N-6 SO MUCH FOR SHARED DECISION MAKING? GENERAL PRACTITIONERS' BELIEFS VERSUS PATIENT PREFERENCES FOR SURVIVAL GAINS

Wednesday, October 27, 2010: 11:30 AM
Grand Ballroom West (Sheraton Centre Toronto Hotel)
Peder A. Halvorsen, MD, PhD, University of Tromsø, Tromsø, Norway, Olaf Gjerløw Aasland, MD, PhD, The Norwegian Medical Association, Oslo, Norway and Ivar Sønbø Kristiansen, MD, PhD, University of Oslo, Oslo, Norway

Purpose: To explore (1) whether general practitioners (GPs) are sensitive to patient preferences for survival gains when they consider initiating statin therapy, and (2) whether GPs have realistic expectations for survival gains of statin therapy.
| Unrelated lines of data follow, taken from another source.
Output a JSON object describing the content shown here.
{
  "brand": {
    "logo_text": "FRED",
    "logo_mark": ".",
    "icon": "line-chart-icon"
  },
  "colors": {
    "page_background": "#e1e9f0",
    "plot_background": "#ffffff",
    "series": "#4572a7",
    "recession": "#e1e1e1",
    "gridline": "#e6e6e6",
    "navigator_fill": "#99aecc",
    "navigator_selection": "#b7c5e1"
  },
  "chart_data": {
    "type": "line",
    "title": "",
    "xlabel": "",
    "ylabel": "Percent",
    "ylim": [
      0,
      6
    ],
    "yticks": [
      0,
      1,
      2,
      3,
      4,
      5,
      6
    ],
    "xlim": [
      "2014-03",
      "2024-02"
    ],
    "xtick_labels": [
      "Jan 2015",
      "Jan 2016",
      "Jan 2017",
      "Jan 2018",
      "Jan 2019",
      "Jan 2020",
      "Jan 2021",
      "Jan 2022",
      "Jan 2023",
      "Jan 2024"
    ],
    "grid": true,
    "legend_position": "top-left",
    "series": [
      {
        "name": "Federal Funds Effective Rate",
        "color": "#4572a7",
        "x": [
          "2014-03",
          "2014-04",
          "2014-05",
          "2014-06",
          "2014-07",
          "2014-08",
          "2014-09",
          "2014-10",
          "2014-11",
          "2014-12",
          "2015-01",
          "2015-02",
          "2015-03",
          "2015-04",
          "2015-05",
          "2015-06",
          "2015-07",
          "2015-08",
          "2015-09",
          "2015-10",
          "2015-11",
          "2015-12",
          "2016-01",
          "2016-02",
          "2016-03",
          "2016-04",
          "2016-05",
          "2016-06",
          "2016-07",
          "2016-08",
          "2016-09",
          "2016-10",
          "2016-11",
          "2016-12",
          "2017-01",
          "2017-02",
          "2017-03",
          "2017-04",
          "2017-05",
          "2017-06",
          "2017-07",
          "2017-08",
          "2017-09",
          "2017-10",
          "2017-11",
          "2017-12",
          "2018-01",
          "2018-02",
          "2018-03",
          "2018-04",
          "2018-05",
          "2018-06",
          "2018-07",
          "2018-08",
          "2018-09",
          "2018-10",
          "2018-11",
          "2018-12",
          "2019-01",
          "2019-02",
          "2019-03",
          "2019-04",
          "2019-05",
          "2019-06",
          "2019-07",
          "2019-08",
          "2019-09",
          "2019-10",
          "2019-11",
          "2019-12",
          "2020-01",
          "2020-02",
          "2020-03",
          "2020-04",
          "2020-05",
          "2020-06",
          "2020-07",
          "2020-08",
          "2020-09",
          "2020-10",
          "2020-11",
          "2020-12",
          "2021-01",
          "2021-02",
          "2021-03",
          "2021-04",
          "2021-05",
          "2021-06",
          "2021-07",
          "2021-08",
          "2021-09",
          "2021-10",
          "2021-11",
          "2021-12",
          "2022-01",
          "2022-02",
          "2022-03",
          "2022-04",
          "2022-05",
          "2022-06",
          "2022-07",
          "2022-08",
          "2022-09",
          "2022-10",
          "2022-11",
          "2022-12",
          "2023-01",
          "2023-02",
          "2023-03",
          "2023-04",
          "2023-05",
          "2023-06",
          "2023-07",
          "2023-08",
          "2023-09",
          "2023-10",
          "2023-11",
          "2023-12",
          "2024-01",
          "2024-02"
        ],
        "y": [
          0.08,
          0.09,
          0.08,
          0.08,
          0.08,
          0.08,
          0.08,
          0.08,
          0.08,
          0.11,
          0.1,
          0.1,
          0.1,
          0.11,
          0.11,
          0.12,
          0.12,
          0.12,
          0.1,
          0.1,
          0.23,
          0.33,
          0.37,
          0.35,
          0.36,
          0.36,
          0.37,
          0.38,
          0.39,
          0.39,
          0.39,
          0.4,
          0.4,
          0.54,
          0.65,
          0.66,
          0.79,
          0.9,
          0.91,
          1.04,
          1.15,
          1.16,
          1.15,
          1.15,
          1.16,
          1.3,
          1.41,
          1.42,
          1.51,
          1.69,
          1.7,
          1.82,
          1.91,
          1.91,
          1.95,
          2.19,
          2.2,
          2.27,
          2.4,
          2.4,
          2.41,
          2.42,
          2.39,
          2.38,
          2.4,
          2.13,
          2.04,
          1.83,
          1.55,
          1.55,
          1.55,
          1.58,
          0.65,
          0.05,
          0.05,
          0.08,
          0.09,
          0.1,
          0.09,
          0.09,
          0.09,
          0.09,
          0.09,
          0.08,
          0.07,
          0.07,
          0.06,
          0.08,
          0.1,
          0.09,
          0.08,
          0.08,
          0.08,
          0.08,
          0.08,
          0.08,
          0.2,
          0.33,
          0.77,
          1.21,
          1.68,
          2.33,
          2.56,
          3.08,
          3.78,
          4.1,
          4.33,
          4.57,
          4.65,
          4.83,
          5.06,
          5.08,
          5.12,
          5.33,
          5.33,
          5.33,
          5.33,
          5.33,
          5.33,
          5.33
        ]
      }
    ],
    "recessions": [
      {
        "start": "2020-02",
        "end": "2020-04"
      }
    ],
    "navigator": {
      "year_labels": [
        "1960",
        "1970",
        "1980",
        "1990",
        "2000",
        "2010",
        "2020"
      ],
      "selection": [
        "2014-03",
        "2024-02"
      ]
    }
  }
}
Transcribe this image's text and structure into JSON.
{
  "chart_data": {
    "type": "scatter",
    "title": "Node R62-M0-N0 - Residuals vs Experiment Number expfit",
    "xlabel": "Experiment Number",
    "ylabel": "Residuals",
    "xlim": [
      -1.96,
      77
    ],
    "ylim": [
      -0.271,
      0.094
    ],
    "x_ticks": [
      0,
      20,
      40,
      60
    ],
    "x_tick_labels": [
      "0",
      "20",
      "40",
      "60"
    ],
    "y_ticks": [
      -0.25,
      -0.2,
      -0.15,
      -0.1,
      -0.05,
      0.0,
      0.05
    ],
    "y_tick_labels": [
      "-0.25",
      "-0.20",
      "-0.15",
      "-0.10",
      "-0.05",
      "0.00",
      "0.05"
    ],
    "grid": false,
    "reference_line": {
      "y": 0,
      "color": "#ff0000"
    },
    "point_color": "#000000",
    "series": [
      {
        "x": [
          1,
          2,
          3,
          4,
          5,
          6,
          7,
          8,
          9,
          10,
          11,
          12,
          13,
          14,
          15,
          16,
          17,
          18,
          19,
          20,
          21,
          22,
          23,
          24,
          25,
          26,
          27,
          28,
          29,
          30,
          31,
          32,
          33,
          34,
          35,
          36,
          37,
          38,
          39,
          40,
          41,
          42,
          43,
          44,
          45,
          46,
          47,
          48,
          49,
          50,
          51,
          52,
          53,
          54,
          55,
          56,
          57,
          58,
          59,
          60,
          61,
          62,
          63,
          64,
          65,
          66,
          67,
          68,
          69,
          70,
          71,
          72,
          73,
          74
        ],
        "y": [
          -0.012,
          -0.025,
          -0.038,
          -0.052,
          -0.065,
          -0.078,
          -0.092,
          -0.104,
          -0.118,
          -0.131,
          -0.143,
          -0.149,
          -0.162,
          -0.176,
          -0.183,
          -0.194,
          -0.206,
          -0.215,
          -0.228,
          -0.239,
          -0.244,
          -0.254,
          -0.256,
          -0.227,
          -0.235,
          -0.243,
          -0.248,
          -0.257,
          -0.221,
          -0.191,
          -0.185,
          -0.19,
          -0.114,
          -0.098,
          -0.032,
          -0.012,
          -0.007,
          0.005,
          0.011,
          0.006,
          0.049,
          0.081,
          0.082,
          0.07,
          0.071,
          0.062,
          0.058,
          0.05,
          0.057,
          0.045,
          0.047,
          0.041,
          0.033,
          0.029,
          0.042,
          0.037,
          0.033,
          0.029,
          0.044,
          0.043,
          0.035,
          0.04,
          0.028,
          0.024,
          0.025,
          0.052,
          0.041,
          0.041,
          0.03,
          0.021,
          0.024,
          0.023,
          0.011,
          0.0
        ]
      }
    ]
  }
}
Method: Norwegian GPs (n=3,270) were invited to participate in an internet-based survey.  Participants were presented with Mr. Smith, a 55-year-old non-smoker who had total cholesterol 7.1 mmol/l, blood pressure 158/96 mmHg and a family history of heart attack.  Mr. Smith would consider using a statin if it provided a substantial benefit.  Mr. Smith stated what he meant by “substantial” in terms of survival gain.  The amount varied across six versions of the vignette with survival gains of 3, 6 and 12 months and 2, 4 and 8 years, respectively.   Each GP was randomly allocated to one version.  We asked whether the GPs would recommend Mr. Smith to take a statin.  Subsequently we asked the GPs to estimate the average survival gain of lifelong simvastatin therapy for patients like Mr. Smith. Possible response categories were <12, 12, 18, 24, 30, 36, 42, 48 and >48 months.  We used logistic regression to evaluate trends in proportions recommending therapy across the levels of survival gains.

Result: We obtained responses from 1,296 GPs (40%).  Across the six levels of survival gains (3 months to 8 years), the proportions of GPs recommending statin therapy were 87%, 79%, 81%, 78%, 76% and 83%, respectively (OR per level 0.94, 95% CI 0.86 - 1.02).  The average survival gain of simvastatin therapy for patients like Mr. Smith was correctly estimated at <12 months by 25% of the GPs. Female GPs, older GPs, GPs with long patient lists and GPs working in rural areas were more likely to overestimate the survival gain.  The GP’s estimate of survival gain was a statistically significant predictor of recommending statin therapy for Mr. Smith. The OR adjusted for age, sex, specialty attainment, place of residence and workload was 1.85 (CI 1.66 - 2.08) per level across the response options.

Conclusion: GPs were insensitive to patient preferences for survival gains when recommending statin therapy. The GP’s own estimate of survival gain had greater impact on their recommendations than patients’ preferences.  The majority of GPs overestimated the survival gain of simvastatin therapy.